INSIGHT – OUTLOOK ’23: Poland’s PKN Orlen reaping benefits of energy foresight

Will Conroy

28-Dec-2022

LONDON (ICIS)–As 2023 dawns, there will be few analysts able to look back on the tumultuous events of the preceding year with an air of “I told you so”.

But of the three integrated oil, gas and petrochemical groups in central and eastern Europe (CEE), there is one that can argue it showed great foresight in, several years ago accelerating its drive for energy security, stepping up the hunt for non-Russian oil and gas supplies with some urgency: Poland’s PKN Orlen.

Poland, and by extension, state-controlled regional goliath Orlen, had long warned that Russia was not to be trusted. While some observers scoffed at what they saw as a certain Polish paranoia about the Russian Bear to the east, Orlen got on with doggedly seeking out alternative suppliers of hydrocarbons.

“PKN Orlen is definitely in the best position versus [Austria’s] OMV and [Hungary’s] MOL, since it managed to secure alternative sources of crude oil supply, i.e. the Saudi Aramco oil supply contract,” noted Oleg Galbur, an analyst at Raiffeisen Centrobank (RCB).

“Also, with the start up of the Baltic Pipe gas pipeline bringing natural gas from Norway and a higher volume of liquefied natural gas [LNG] contracted from Qatar and the US, Poland has secured its gas supply going forward,” he added.

Looking at OMV, while the company can be grateful it had little exposure to Russian oil supply before the late February outbreak of the Ukraine war, its situation with natural gas inflows is rather more challenging.

For many decades, OMV served as Gazprom’s counterparty, responsible for supplying Russia gas to Austria.

As Galbur observed: “With the drastic reduction of Russian gas supply to Austria [with ramifications of the war playing out], OMV has to cover for the difference by buying gas from the spot market at a significantly higher price, resulting in a loss of around €50m/month since Nord Stream 2 pipeline gas was cut at end-May.”

Russian oil, meanwhile, is the big headache for MOL. It accounts for 30-40% of the crude processed at its refineries in Hungary and Slovakia.

The European Commission has granted waivers that allow MOL and Slovak subsidiary Slovnaft to import piped Russian crude, but it’s not clear how long they will be kept in place.

The coming year, of course, should see no let up in the drive for renewables and, once more, it is Orlen that is benefiting from a strategy fortuitously coming to fruition just as Europe needs to redouble its efforts in energy security and transition.

As 2022 drew to a close, the ORLEN Group, Poland’s top refiner, essentially swallowed two fellow state-controlled enterprises, namely the country’s second largest refiner Grupa Lotos and oil and gas exploration and production and gas distribution company PGNiG.

In doing so, it became the largest fuel and energy group in CEE and what some critics have described as  a ‘state chaebol’ (a plutocracy or monopoly), or leviathan.

The hulked-up status should give ORLEN the potential in capital expenditure and market dominance to single-mindedly pursue ambitious energy plans in fields including wind, solar and nuclear, though Tamas Pletser, a Budapest-based analyst at Erste Investment, expressed some apprehension that the goal of making the three companies work smoothly as one could prove elusive, while the involvement of politicians in the entity could interfere with sound business choices.

“I think the major question is how fast the integration of these three companies can take place.
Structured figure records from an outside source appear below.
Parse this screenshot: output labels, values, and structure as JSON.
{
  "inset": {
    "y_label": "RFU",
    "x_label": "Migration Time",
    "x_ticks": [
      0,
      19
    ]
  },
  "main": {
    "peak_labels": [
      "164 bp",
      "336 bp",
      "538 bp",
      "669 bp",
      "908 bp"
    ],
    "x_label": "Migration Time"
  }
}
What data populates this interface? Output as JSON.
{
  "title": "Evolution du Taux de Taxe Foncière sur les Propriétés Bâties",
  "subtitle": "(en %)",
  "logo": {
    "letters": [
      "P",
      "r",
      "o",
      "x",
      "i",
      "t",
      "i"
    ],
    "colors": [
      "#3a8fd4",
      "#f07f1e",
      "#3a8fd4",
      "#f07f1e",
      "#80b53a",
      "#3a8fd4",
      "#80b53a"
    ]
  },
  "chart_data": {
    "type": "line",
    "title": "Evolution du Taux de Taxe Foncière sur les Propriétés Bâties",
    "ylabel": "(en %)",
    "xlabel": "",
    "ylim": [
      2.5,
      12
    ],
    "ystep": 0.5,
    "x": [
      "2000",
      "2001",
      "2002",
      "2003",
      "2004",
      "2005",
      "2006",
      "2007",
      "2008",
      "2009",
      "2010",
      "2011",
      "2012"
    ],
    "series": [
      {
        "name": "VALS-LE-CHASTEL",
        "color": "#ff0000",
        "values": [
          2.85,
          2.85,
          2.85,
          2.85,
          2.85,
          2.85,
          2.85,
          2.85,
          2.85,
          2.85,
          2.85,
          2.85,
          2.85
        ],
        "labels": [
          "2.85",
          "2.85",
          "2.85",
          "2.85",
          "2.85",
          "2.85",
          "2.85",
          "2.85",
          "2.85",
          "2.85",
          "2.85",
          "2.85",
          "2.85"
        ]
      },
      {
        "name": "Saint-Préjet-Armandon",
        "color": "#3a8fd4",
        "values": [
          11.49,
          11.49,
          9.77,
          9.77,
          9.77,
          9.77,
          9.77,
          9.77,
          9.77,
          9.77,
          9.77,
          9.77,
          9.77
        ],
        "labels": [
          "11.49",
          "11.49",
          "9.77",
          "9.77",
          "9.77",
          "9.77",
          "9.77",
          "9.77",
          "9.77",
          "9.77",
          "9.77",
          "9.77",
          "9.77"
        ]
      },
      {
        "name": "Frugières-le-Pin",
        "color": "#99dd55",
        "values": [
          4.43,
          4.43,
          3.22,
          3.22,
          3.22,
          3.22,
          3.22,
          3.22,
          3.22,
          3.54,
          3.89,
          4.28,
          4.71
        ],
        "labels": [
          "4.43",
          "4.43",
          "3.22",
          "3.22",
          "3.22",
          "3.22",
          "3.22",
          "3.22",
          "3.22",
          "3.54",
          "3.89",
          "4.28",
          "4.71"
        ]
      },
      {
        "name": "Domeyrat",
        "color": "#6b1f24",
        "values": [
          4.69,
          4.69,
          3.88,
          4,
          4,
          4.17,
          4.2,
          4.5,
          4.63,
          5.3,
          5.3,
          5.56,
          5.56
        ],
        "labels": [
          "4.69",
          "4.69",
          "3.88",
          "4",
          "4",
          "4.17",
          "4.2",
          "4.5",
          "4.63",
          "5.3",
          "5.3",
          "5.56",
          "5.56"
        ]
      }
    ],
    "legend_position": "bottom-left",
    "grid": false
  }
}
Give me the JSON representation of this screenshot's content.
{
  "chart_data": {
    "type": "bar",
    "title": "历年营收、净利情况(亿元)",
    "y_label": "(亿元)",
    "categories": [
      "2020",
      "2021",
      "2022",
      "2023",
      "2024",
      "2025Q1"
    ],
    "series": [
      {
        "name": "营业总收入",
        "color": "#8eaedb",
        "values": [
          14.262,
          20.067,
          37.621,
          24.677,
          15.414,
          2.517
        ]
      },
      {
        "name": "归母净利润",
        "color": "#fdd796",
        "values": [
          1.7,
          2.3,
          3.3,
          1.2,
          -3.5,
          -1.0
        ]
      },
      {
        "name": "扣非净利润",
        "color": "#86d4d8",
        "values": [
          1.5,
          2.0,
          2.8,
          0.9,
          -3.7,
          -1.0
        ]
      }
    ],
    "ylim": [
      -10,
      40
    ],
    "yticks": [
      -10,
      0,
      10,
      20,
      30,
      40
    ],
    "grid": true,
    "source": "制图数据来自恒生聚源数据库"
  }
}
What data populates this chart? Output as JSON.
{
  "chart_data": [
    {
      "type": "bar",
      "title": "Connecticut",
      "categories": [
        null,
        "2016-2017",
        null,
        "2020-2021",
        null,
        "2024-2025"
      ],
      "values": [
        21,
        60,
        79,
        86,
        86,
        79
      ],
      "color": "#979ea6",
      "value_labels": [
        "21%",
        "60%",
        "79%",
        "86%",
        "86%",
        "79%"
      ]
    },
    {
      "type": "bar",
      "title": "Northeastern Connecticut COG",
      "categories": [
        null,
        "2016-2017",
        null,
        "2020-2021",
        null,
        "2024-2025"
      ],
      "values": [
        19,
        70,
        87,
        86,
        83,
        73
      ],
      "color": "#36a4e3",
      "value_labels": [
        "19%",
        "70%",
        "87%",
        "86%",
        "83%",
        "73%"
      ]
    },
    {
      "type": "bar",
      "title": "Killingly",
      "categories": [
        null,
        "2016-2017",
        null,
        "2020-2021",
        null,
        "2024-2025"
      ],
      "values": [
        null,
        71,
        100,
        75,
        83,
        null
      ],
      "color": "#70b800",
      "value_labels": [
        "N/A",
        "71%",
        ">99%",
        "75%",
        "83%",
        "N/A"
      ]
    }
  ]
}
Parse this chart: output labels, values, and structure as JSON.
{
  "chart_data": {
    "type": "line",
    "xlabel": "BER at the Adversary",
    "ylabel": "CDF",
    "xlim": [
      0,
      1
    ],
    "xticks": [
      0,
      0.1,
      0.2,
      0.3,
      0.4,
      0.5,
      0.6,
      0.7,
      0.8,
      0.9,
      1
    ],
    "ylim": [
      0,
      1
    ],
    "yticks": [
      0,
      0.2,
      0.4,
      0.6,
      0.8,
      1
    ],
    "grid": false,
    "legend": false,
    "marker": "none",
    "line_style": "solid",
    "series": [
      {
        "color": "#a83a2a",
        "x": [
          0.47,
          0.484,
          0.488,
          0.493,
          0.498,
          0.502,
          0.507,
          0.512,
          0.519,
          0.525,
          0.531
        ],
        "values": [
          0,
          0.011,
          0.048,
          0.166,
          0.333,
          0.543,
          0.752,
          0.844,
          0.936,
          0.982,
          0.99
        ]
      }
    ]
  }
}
These are all major companies with different attitudes, IT, leadership and so on,” said Pletser.

“The key risk is the political one: will any Polish governments use the funds of the merged companies for political purposes? As the new entity will have a 50% government stake, this is a clear risk in my view.”

Given the record high gas prices seen in the past year in correlation with market consequences of the war, fertilizer makers across CEE have been fighting for government subsidies made generous enough, in the interests of food security, to allow farmers to keep up purchases of fertilizers necessarily sold at inflated prices.

That struggle – for producers such as Poland’s Grupa Azoty and Anwil, Hungary’s Nitrogenmuvek and Romania’s Interagro and Croatia’s Petrokemija – looks set to continue in 2023.

“I see the fertilizer plants still running at limited capacities, or in an on/off mode depending on the price of natural gas. On the other hand, a record import volume is coming to Europe. So there will be enough fertilizers, but the prices will be high for the farmers, certainly,” said Pletser.

Of the plethora of chemicals companies in the region feeling the heat amid steep energy prices, one to watch in the year ahead might be Romania’s Chimcomplex Borzesti.

Its extensive growth plans took a blow in September when the firm cited the challenging situation in laying off 396 employees.

Of world-scale installations coming online in 2023, Azoty’s propane dehydrogenation (PDH) and polypropylene (PP) plant in northwestern Poland is due a launch in the first half of the year.

All in all, though, with the region beset by ongoing uncertainties about the war and the interlocking economic downturn, it’s a brave analyst who clings to schedules and rolls out many confident predictions.